Thursday, April 16, 2009

A Civil War trench?

We live in Georgia, work in the shadow of Kennesaw Mountain--home of Kennesaw Mountain National Battlefield Park, site of the Civil War Battle of Kennesaw--learned the story (at the least the white Southern version) of the War of Northern Aggression before we could speak. But a Civil War trench, right in our own backyard? Doesn't seem likely.

We own a of residential lot, left over from Chris's days as a remodeling contractor/builder. We've had it on the market for a while, not really expecting it to sell in this economy, but as our agent says, "it doesn't hurt anything to keep a sign in the yard." Well, we got a contract this week. A very nice surprise.

A bigger surprise was one of the special stipulations on the contract. If a Civil War trench exists on the property, the buyers don't have to close. The picture that jumped into my mind when I read that was of Indiana Jones-type archeologists trooping through the wooded lot, then suddenly dropping into a trench filled with Confederate flags, muskets, and perhaps some long-dead soldier propped against the dirt.

Who is going to tell these buyers whether or not there's a Civil War trench on the property? I don't think the Yellow Pages has a listing for Civil War trench hunters.

How many pieces of property have the buyers tried to buy that had a Civil War trench on them? Why wouldn't they want it?

Our real estate agent, who has sold real estate in this area for many years, says she's never run across this issue before.

Maybe if there is a trench we can open our own historic site on the lot. But really, I hope there isn't one. Not so much because that means we won't close (though I do want to sell the lot) but because I want to go to the closing and ask the buyers about the stipulation and how they know there is no Civil War trench on their new property.

Anybody out there heard of this? Clue me in. I can't begin to figure this one out.

Thursday, April 02, 2009

A man walks into a ...

... OK, not into a bar. It's not a joke. Chris walked into the alternations shop the other day, wearing a cap because his bald head gets cold, to pick up a pair of pants he'd had hemmed.

He looked quite handsome in his cap, apparently, because Sandy, the owner, said, "You a very handsome man. You need more hats."


So, along with his pants, she handed him a large shopping bag full of a bizarre collection of hats and scarves. I know because he brought them all home. Inside the bag were such treasures as a pink and white baseball cap with an after-market elastic chin strap sewn on, a black straw hat with bright red band, a couple of straw driving caps, two fluffy burgundy hats that you'd have to be really cold to wear out in public. Picture Phyllis Diller-style hats. There were at least a dozen.

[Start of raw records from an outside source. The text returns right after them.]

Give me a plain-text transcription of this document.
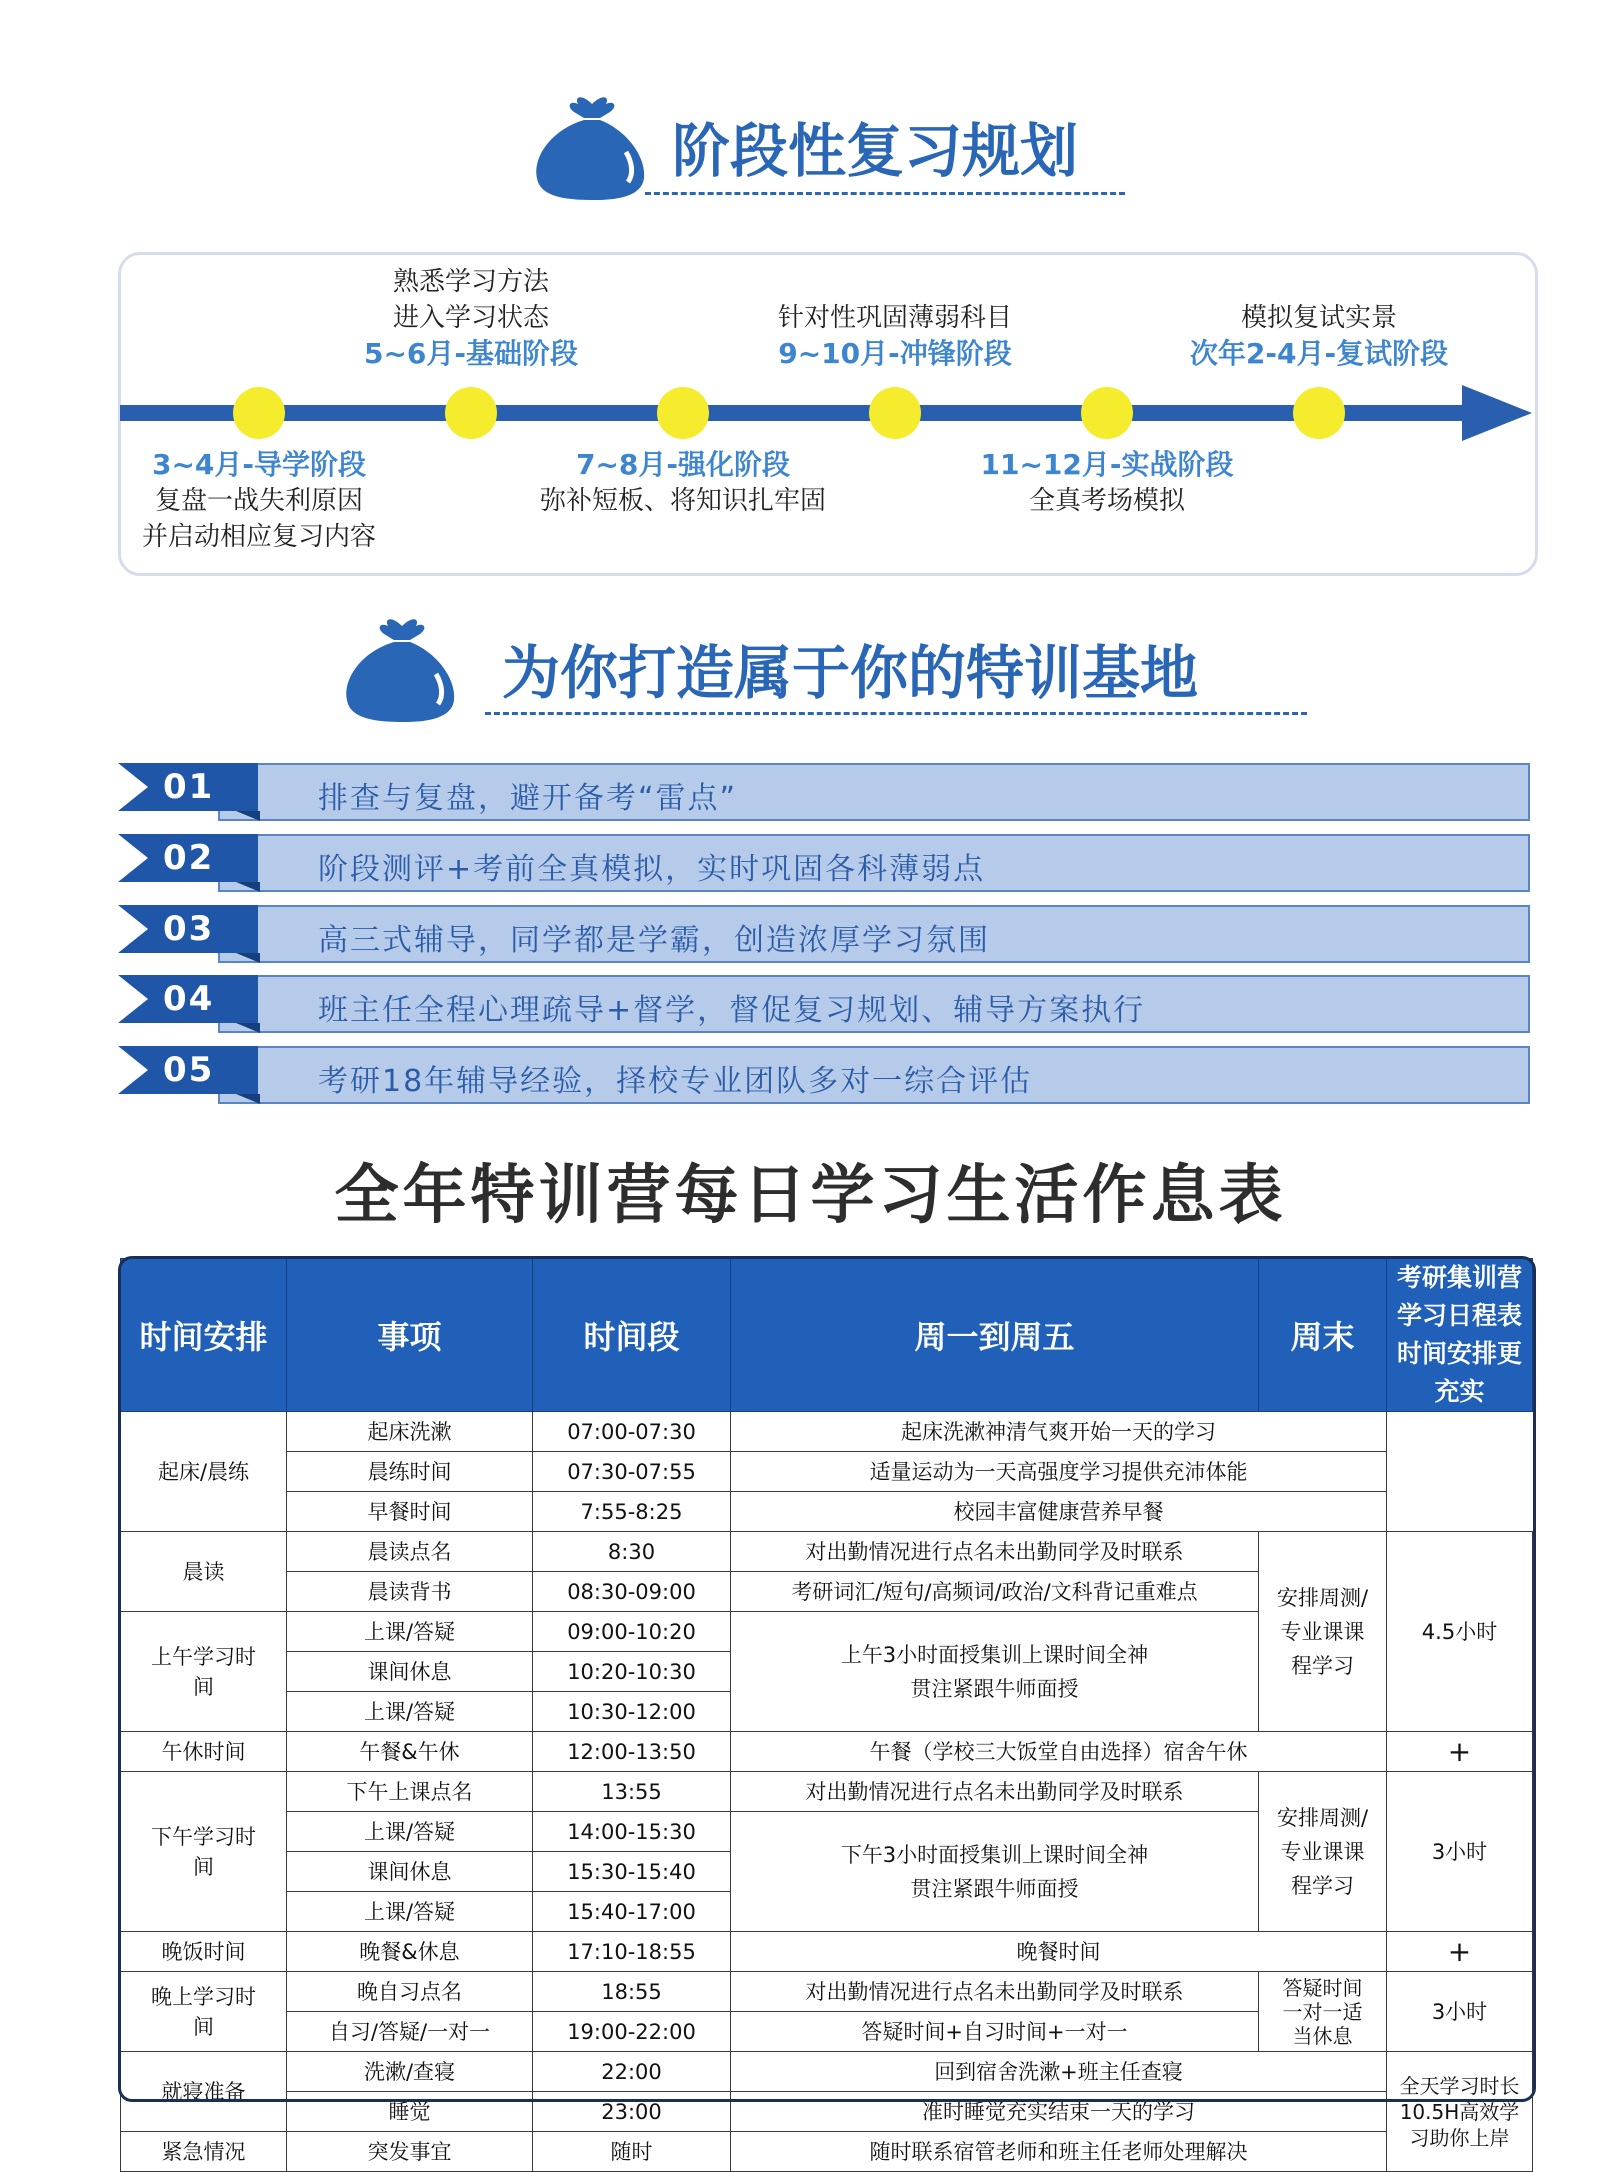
阶段性复习规划
熟悉学习方法
进入学习状态
5~6月-基础阶段
针对性巩固薄弱科目
9~10月-冲锋阶段
模拟复试实景
次年2-4月-复试阶段
3~4月-导学阶段
复盘一战失利原因
并启动相应复习内容
7~8月-强化阶段
弥补短板、将知识扎牢固
11~12月-实战阶段
全真考场模拟
为你打造属于你的特训基地
01	排查与复盘，避开备考“雷点”
02	阶段测评+考前全真模拟，实时巩固各科薄弱点
03	高三式辅导，同学都是学霸，创造浓厚学习氛围
04	班主任全程心理疏导+督学，督促复习规划、辅导方案执行
05	考研18年辅导经验，择校专业团队多对一综合评估
全年特训营每日学习生活作息表
时间安排	事项	时间段	周一到周五	周末	考研集训营学习日程表时间安排更充实
起床/晨练	起床洗漱	07:00-07:30	起床洗漱神清气爽开始一天的学习		
	晨练时间	07:30-07:55	适量运动为一天高强度学习提供充沛体能		
	早餐时间	7:55-8:25	校园丰富健康营养早餐		
晨读	晨读点名	8:30	对出勤情况进行点名未出勤同学及时联系	安排周测/专业课课程学习	4.5小时
	晨读背书	08:30-09:00	考研词汇/短句/高频词/政治/文科背记重难点		
上午学习时间	上课/答疑	09:00-10:20	上午3小时面授集训上课时间全神贯注紧跟牛师面授		
	课间休息	10:20-10:30			
	上课/答疑	10:30-12:00			
午休时间	午餐&午休	12:00-13:50	午餐（学校三大饭堂自由选择）宿舍午休		+
下午学习时间	下午上课点名	13:55	对出勤情况进行点名未出勤同学及时联系	安排周测/专业课课程学习	3小时
	上课/答疑	14:00-15:30	下午3小时面授集训上课时间全神贯注紧跟牛师面授		
	课间休息	15:30-15:40			
	上课/答疑	15:40-17:00			
晚饭时间	晚餐&休息	17:10-18:55	晚餐时间		+
晚上学习时间	晚自习点名	18:55	对出勤情况进行点名未出勤同学及时联系	答疑时间一对一适当休息	3小时
	自习/答疑/一对一	19:00-22:00	答疑时间+自习时间+一对一		
就寝准备	洗漱/查寝	22:00	回到宿舍洗漱+班主任查寝		全天学习时长10.5H高效学习助你上岸
	睡觉	23:00	准时睡觉充实结束一天的学习		
紧急情况	突发事宜	随时	随时联系宿管老师和班主任老师处理解决		
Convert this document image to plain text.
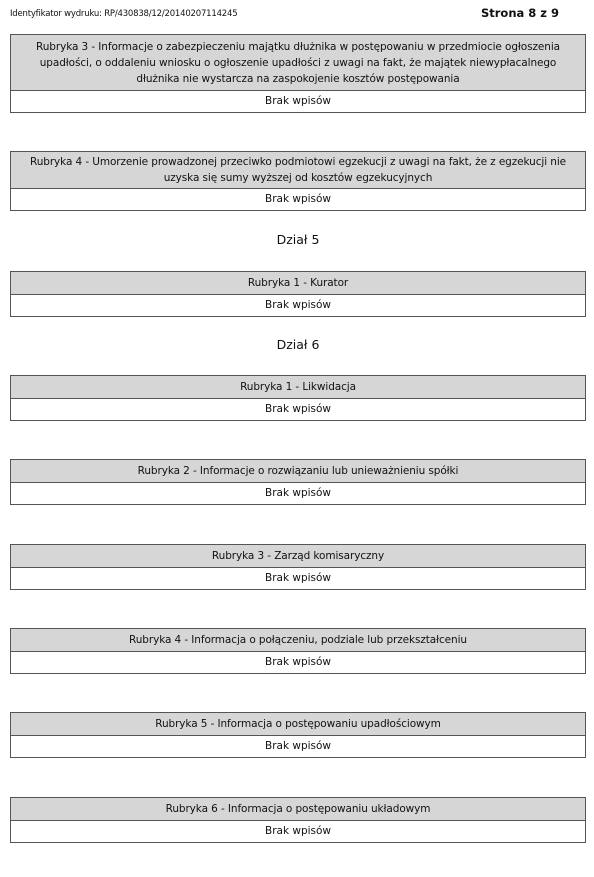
Identyfikator wydruku: RP/430838/12/20140207114245	Strona 8 z 9
Rubryka 3 - Informacje o zabezpieczeniu majątku dłużnika w postępowaniu w przedmiocie ogłoszenia upadłości, o oddaleniu wniosku o ogłoszenie upadłości z uwagi na fakt, że majątek niewypłacalnego dłużnika nie wystarcza na zaspokojenie kosztów postępowania
Brak wpisów
Rubryka 4 - Umorzenie prowadzonej przeciwko podmiotowi egzekucji z uwagi na fakt, że z egzekucji nie uzyska się sumy wyższej od kosztów egzekucyjnych
Brak wpisów
Dział 5
Rubryka 1 - Kurator
Brak wpisów
Dział 6
Rubryka 1 - Likwidacja
Brak wpisów
Rubryka 2 - Informacje o rozwiązaniu lub unieważnieniu spółki
Brak wpisów
Rubryka 3 - Zarząd komisaryczny
Brak wpisów
Rubryka 4 - Informacja o połączeniu, podziale lub przekształceniu
Brak wpisów
Rubryka 5 - Informacja o postępowaniu upadłościowym
Brak wpisów
Rubryka 6 - Informacja o postępowaniu układowym
Brak wpisów
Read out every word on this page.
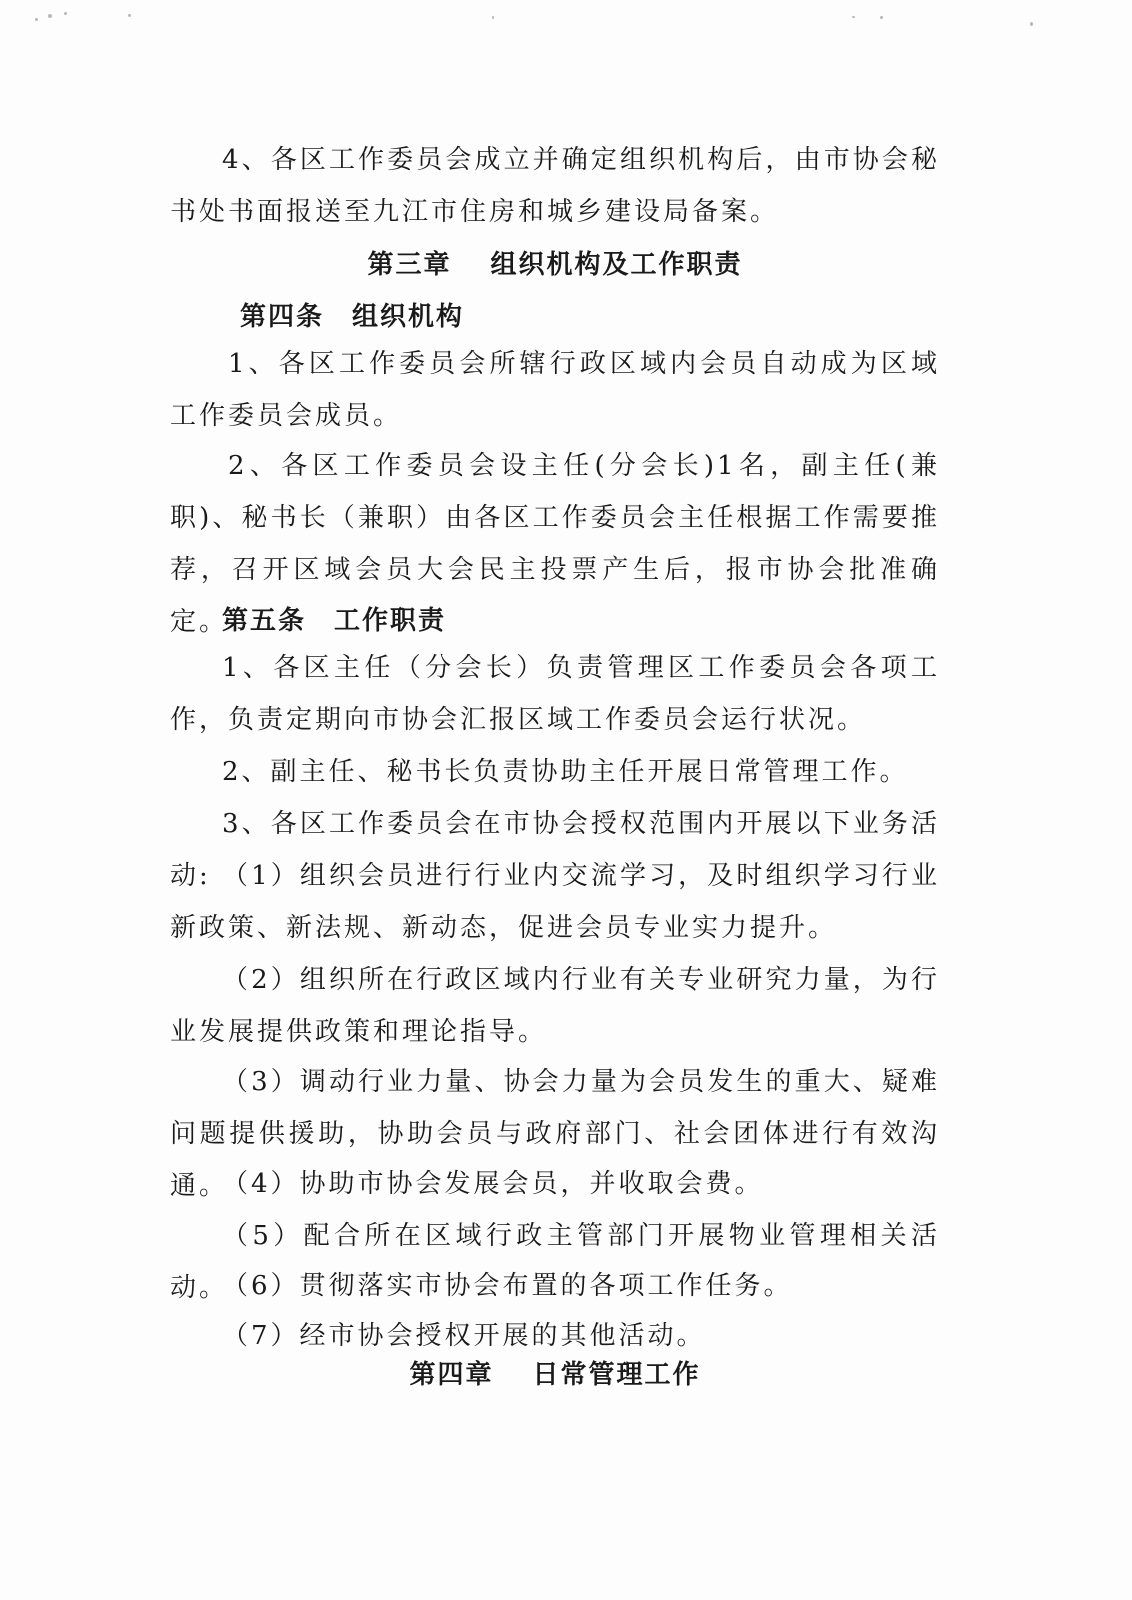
4、各区工作委员会成立并确定组织机构后，由市协会秘书处书面报送至九江市住房和城乡建设局备案。

第三章　 组织机构及工作职责

第四条　组织机构

1、各区工作委员会所辖行政区域内会员自动成为区域工作委员会成员。

2、各区工作委员会设主任(分会长)1名，副主任(兼职)、秘书长（兼职）由各区工作委员会主任根据工作需要推荐，召开区域会员大会民主投票产生后，报市协会批准确定。

第五条　工作职责

1、各区主任（分会长）负责管理区工作委员会各项工作，负责定期向市协会汇报区域工作委员会运行状况。

2、副主任、秘书长负责协助主任开展日常管理工作。

3、各区工作委员会在市协会授权范围内开展以下业务活动: （1）组织会员进行行业内交流学习，及时组织学习行业新政策、新法规、新动态，促进会员专业实力提升。

（2）组织所在行政区域内行业有关专业研究力量，为行业发展提供政策和理论指导。

（3）调动行业力量、协会力量为会员发生的重大、疑难问题提供援助，协助会员与政府部门、社会团体进行有效沟通。

（4）协助市协会发展会员，并收取会费。

（5）配合所在区域行政主管部门开展物业管理相关活动。

（6）贯彻落实市协会布置的各项工作任务。

（7）经市协会授权开展的其他活动。

第四章　 日常管理工作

As I tried on hat after cap, I noticed that they smelled like little old lady, in a good way. A way that reminds me of my great-grandmother and maybe a little of my grandmother, from years ago. A combination of cedar chest and some floral, old-fashioned perfume or powder.

When I mentioned the happy smell, Chris said, "Oh, yeah, they said we might want to wash them before wearing them."

I yanked the weird fuzzy one off and flung it into the laundry room, where it and several others have continued to smell like little old lady for a couple of weeks. I didn't want to wash them and lose that aroma of childhood. But today I was determined to wash everything in the laundry room, dirty laundry's been breeding in there when I turn out the lights.

To my surprise, washing the washable hats and scarves (wool winter scarves, not decorative, floaty scarves) with my no-dyes, no-perfumes laundry detergent diminished the smell, but didn't completely kill it.

Now, thanks to my very handsome man, I can slip back to my childhood any time I want with a sniff of some little old lady's hats.